Terrence Coleman, 31, was shot and killed on Oct. 30, 2016 while he was inside a narrow South End foyer after he used a kitchen knife during an attack on EMTs and police officers who ran inside to help.
Evidence, including photographs, dispatch transmissions, interviews and reports, showed that Boston Police Officer Garrett Boyle used his service weapon only after Coleman tried to stab and slash EMTs and as he attacked police officers, Suffolk District Attorney Dan Conley said in a statement.
"In reaching these findings, I am keenly aware of the tremendous loss suffered by Mr. Coleman's family members, particularly his mother, whose attempt to seek help for her son ended in his death during an armed confrontation with police," Conley said.
Coleman's mother alerted 911 to have her mentally ill son evaluated after she spoke with his therapist.
Officer Boyle and his partner arrived at the scene a few moments later, and were followed by EMTs.
After speaking with Coleman's mother, who said Coleman would not react well to seeing police, they agreed to let the EMTs enter the home and speak with him while they waited outside.

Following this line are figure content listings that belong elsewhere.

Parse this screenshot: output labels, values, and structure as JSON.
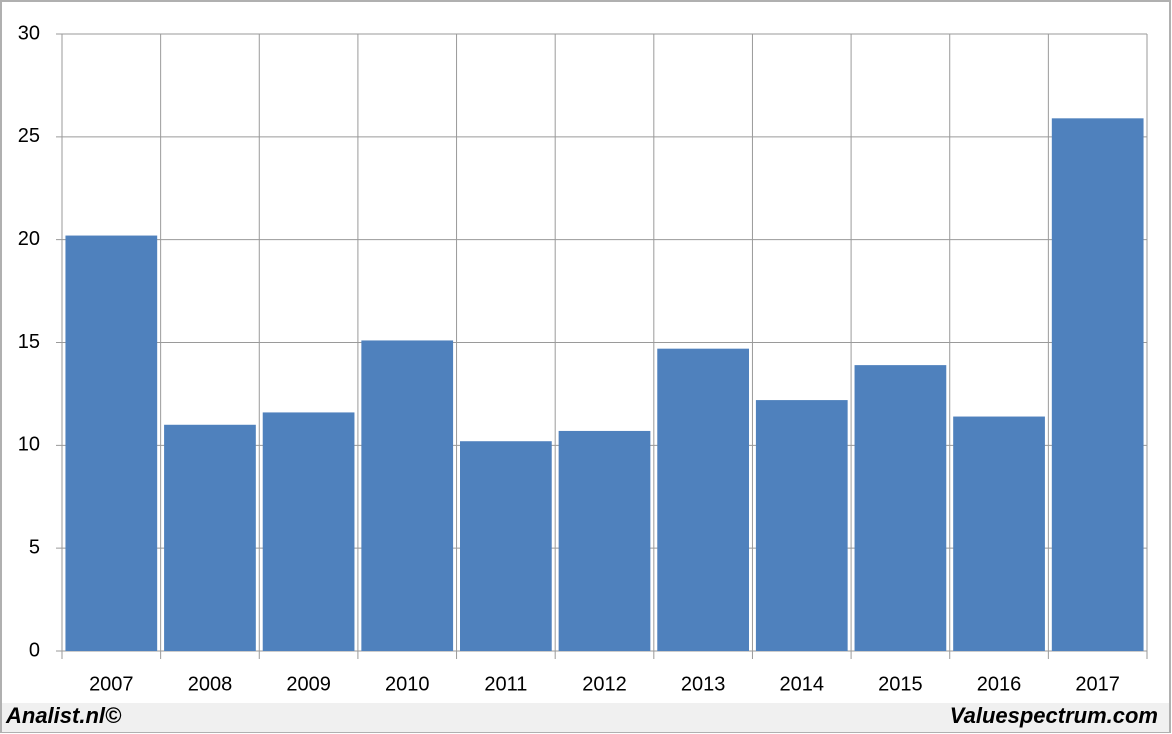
{
  "chart_data": {
    "type": "bar",
    "categories": [
      "2007",
      "2008",
      "2009",
      "2010",
      "2011",
      "2012",
      "2013",
      "2014",
      "2015",
      "2016",
      "2017"
    ],
    "values": [
      20.2,
      11.0,
      11.6,
      15.1,
      10.2,
      10.7,
      14.7,
      12.2,
      13.9,
      11.4,
      25.9
    ],
    "color": "#4f81bd",
    "ylim": [
      0,
      30
    ],
    "yticks": [
      0,
      5,
      10,
      15,
      20,
      25,
      30
    ],
    "grid": true,
    "footer_left": "Analist.nl©",
    "footer_right": "Valuespectrum.com"
  }
}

After the EMTs tried to unsuccessfully engage with Coleman, they followed him to the foyer, where he started talking "urgently, disjointedly, and loudly." He pulled a kitchen knife from an opaque bag, shoved one of the EMTs to the ground, and started stabbing at him, the DA said, while the other EMT radioed for help. The EMT was not injured.
Boyle and his partner Officer Kevin Finn rushed inside and tried to restrain Coleman, but Coleman ignored the officers' commands and continued to stab and slash at the officers.

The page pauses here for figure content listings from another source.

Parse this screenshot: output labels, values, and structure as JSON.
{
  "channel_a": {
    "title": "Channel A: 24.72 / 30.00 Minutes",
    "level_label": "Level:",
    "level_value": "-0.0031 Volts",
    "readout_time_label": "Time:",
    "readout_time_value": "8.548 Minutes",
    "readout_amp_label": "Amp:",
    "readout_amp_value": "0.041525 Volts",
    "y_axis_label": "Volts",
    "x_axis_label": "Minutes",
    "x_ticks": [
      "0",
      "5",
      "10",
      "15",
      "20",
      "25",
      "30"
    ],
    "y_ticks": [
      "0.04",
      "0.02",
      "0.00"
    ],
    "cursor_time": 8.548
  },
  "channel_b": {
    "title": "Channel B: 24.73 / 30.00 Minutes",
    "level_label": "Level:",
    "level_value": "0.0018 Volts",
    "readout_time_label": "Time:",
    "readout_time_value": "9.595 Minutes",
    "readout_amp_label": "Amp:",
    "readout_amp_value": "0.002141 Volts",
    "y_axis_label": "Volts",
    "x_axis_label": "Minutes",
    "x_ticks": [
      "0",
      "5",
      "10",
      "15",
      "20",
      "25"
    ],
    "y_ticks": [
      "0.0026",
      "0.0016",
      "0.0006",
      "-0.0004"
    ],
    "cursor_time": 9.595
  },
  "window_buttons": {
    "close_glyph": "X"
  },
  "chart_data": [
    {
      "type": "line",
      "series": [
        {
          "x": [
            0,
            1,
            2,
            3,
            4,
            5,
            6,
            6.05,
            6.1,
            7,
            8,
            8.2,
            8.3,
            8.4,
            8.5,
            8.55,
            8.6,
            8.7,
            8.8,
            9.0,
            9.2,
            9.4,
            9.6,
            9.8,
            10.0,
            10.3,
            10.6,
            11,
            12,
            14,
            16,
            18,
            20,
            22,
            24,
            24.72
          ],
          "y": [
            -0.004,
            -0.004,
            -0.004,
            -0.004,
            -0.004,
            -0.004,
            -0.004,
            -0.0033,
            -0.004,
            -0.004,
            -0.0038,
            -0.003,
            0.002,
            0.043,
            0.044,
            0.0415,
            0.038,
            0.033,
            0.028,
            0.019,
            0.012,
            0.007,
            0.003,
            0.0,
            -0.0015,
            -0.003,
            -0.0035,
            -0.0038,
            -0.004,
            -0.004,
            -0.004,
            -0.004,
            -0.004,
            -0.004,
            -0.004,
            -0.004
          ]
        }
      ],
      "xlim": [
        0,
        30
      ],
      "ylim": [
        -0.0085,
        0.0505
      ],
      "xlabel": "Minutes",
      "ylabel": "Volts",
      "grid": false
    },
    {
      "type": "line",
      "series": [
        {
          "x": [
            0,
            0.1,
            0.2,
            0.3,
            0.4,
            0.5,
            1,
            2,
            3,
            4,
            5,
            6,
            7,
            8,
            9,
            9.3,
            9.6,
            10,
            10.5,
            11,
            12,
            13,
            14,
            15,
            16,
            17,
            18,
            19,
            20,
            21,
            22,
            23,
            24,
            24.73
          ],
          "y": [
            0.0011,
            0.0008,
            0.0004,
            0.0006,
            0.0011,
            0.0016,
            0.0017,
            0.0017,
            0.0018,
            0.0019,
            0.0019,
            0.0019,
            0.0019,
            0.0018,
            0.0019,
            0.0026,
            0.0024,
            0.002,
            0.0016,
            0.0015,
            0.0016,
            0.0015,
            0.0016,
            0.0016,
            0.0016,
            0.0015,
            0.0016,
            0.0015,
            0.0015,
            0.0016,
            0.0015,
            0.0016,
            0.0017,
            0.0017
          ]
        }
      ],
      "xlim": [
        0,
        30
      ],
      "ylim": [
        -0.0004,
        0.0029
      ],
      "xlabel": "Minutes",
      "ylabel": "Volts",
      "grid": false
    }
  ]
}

Finn lost control of Coleman's arm, and then Boyle fired two shots, hitting Coleman in the abdomen, according to the DA.
Coleman was taken to Tufts Medical Center, where he died from his injuries.
In his final report, DA Conley said this case reflects the continuing need between agencies and professionals to develop pre-crisis strategies to help the mentally ill.
"Insurers, hospitals, mental health facilities, individual care providers, public health and public safety agencies, and the community at large all have an interest in safe, effective treatment for people living with mental illness and adequate support for their families and caregivers," Conley said in a statement.